Allocate objects on memory buffer for performance gain

I wrote about the cost of memory allocation in a recent post. Given a fixed amount of memory needed, reserve a large chunk in one go is cheaper than grabing smaller chunks one at a time. I did not realize that Cpp has the facility to take advantage of that until reading through the code of folly::IOBuf.

For example, we have a class Obj and want to reserve an array of N instances of Obj.

class Obj {
	int i1;
	int i2;
	int i3; 
	char a2;
	long l1;
	long ar[10];
};

Normal approach would be to run a loop and create each object with new operator. Everytime new is invoked, memory allocator looks for area in heap that is big enough to contain the object and reseve that area of memory.

static Obj** create_objs() {
	int c = COUNT;
	Obj** r = new Obj*[c];
	for (int i = 0; i < c; i++) {	
		// let memory allocator find free memory in heap.
		r[i] = new Obj();	
	}
	return r;
}

With C++, say for 100 instances, instead of looking for free space 100 times, the program can reserve a buffer large enough for all objects in one go. new operator can then be instructed to initiate object on that buffer. Below code does just that.

static Obj** create_objs_on_buf() {
	int c = COUNT, s = sizeof(Obj);
	int buf_size = s * c;
	Obj** r = new Obj*[c];

	// reserve a buffer large enough for all new objects
	uint8_t* buf = static_cast<uint8_t*>(malloc(buf_size));
	uint8_t* start = buf;
	for (int i = 0; i < c; i++) {
		// allocate new object on buffer
		r[i] = new (start) Obj;
		start += s;
	} 	
	return r;		
}

Lets compare the efficiency of each approach with COUNT = 100000.
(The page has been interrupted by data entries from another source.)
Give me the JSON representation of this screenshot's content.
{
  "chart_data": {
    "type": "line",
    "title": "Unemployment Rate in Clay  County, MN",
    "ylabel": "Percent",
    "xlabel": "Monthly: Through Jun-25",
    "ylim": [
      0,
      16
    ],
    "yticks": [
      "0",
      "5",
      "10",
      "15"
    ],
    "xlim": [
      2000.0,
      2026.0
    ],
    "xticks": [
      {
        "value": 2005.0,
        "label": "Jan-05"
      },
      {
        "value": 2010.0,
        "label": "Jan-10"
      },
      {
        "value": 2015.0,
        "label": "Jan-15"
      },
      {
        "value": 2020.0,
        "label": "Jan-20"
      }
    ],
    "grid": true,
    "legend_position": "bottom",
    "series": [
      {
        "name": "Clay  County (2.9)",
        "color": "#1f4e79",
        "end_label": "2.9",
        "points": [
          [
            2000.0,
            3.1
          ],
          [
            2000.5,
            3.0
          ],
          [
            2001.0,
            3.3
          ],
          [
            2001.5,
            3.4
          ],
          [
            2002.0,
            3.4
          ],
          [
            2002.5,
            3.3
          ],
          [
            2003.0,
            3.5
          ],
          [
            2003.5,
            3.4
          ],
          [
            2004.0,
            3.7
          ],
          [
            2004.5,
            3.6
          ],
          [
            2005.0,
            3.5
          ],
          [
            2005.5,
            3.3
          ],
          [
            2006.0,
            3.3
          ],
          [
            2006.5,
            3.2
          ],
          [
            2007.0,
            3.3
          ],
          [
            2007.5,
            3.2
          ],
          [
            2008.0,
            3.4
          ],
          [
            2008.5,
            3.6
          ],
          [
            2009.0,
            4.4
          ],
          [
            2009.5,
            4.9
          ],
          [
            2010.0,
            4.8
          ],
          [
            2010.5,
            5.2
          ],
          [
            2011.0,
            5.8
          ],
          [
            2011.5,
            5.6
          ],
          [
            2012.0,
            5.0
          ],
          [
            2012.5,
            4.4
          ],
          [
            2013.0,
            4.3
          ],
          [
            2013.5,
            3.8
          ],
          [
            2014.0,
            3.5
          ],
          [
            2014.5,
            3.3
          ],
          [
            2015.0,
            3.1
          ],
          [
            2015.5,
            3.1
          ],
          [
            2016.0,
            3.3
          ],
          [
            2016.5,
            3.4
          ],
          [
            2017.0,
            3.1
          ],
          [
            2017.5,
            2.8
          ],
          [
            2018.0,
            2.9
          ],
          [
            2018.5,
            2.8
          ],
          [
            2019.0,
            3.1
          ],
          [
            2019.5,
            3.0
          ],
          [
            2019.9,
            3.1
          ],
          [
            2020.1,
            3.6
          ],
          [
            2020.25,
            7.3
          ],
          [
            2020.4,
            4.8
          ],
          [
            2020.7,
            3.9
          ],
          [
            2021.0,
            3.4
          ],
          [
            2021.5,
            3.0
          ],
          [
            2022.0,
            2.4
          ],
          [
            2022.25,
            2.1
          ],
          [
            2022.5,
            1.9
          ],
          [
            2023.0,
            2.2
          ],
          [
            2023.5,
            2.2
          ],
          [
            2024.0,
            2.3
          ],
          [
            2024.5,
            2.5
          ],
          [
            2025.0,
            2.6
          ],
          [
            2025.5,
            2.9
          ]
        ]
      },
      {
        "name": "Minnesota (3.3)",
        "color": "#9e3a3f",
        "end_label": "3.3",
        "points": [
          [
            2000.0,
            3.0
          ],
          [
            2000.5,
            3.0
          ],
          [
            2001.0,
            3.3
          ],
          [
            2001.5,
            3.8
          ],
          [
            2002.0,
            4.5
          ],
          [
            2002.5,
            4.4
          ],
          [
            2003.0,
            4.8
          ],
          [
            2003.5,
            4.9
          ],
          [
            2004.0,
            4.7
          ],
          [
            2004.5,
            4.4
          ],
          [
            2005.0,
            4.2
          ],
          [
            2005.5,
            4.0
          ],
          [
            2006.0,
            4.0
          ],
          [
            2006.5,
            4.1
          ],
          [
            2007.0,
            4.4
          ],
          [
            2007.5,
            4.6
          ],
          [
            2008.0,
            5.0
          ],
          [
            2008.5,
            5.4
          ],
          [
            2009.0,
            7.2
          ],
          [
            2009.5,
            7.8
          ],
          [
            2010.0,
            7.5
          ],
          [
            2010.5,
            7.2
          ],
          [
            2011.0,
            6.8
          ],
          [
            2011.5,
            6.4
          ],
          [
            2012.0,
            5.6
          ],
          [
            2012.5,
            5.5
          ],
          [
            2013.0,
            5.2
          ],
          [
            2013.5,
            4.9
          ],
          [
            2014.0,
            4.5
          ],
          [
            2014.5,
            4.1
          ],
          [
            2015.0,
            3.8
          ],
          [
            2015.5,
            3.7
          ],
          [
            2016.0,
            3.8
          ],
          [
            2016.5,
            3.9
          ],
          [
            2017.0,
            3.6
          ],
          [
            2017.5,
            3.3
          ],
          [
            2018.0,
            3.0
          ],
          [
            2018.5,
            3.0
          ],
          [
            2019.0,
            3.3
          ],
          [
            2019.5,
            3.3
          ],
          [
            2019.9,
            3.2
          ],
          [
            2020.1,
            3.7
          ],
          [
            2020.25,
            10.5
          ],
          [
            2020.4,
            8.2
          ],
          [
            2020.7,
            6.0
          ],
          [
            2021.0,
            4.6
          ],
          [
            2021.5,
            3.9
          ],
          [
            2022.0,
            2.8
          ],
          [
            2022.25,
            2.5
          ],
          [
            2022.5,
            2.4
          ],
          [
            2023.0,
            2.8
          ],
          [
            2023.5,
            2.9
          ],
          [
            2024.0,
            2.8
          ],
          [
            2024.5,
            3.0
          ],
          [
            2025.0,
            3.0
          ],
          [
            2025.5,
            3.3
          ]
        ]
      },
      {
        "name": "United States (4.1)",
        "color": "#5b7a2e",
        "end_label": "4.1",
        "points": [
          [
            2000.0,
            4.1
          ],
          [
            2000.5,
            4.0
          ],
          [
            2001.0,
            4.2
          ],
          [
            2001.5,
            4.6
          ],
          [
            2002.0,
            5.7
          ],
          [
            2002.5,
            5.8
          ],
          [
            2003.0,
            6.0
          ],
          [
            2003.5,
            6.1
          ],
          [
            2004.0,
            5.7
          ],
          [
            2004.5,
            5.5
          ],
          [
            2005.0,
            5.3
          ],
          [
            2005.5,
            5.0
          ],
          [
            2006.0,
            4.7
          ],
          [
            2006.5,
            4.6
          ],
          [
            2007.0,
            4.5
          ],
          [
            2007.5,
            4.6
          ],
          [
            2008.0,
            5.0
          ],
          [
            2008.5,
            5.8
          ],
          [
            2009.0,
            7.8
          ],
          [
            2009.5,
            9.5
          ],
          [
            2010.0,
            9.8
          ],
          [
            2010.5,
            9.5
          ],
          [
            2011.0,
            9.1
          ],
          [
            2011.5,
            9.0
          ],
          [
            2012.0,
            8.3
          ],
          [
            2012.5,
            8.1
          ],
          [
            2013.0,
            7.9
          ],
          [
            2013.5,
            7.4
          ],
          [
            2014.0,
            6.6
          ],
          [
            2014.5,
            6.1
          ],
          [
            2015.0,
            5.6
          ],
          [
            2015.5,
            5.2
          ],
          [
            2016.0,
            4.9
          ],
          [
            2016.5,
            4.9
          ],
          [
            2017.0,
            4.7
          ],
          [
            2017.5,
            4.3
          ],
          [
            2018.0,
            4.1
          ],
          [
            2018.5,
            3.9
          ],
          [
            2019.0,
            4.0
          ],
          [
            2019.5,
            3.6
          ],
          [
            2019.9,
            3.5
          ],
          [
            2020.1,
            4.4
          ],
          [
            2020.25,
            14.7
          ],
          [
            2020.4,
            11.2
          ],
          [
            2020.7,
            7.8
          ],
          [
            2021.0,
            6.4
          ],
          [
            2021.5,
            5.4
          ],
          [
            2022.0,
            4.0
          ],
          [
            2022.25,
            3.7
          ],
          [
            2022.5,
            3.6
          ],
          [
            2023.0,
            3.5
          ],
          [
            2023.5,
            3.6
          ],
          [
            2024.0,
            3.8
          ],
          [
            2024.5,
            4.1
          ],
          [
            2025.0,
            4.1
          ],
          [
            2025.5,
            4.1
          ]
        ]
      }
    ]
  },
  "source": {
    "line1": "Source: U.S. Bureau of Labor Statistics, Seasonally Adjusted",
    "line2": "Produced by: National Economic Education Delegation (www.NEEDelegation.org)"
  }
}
int main(int argc, char *argv[]) {
	std::clock_t start;
    start = std::clock();
	auto r = create_objs_on_buf(); // or create_objs()
	std::cout << "Time: " << (std::clock() - start) << " ticks" << std::endl;
    return 0;
}

// output of create_objs_on_buf
// Time: 1936 ticks
// output of create_objs
// Time: 9114 ticks

create_objs takes 5 times more CPU ticks than create_objs_on_buf. Point has been made. However, in reality, the trouble may not be worthwhile. The later approach results in program complexity where object can’t be freed independently, thus only suitable for scenario when objects’ life cycles are tied together. Secondly, reserving a continuous area in memory can lead to larger heap in case of memory fragmentation. And after all, though 5 time faster sounds like a lot, it may not result in visible performance impact. The demo code allocated a fairly large no. of objects, yet timing difference is only a few ns on a 1.6Ghz core.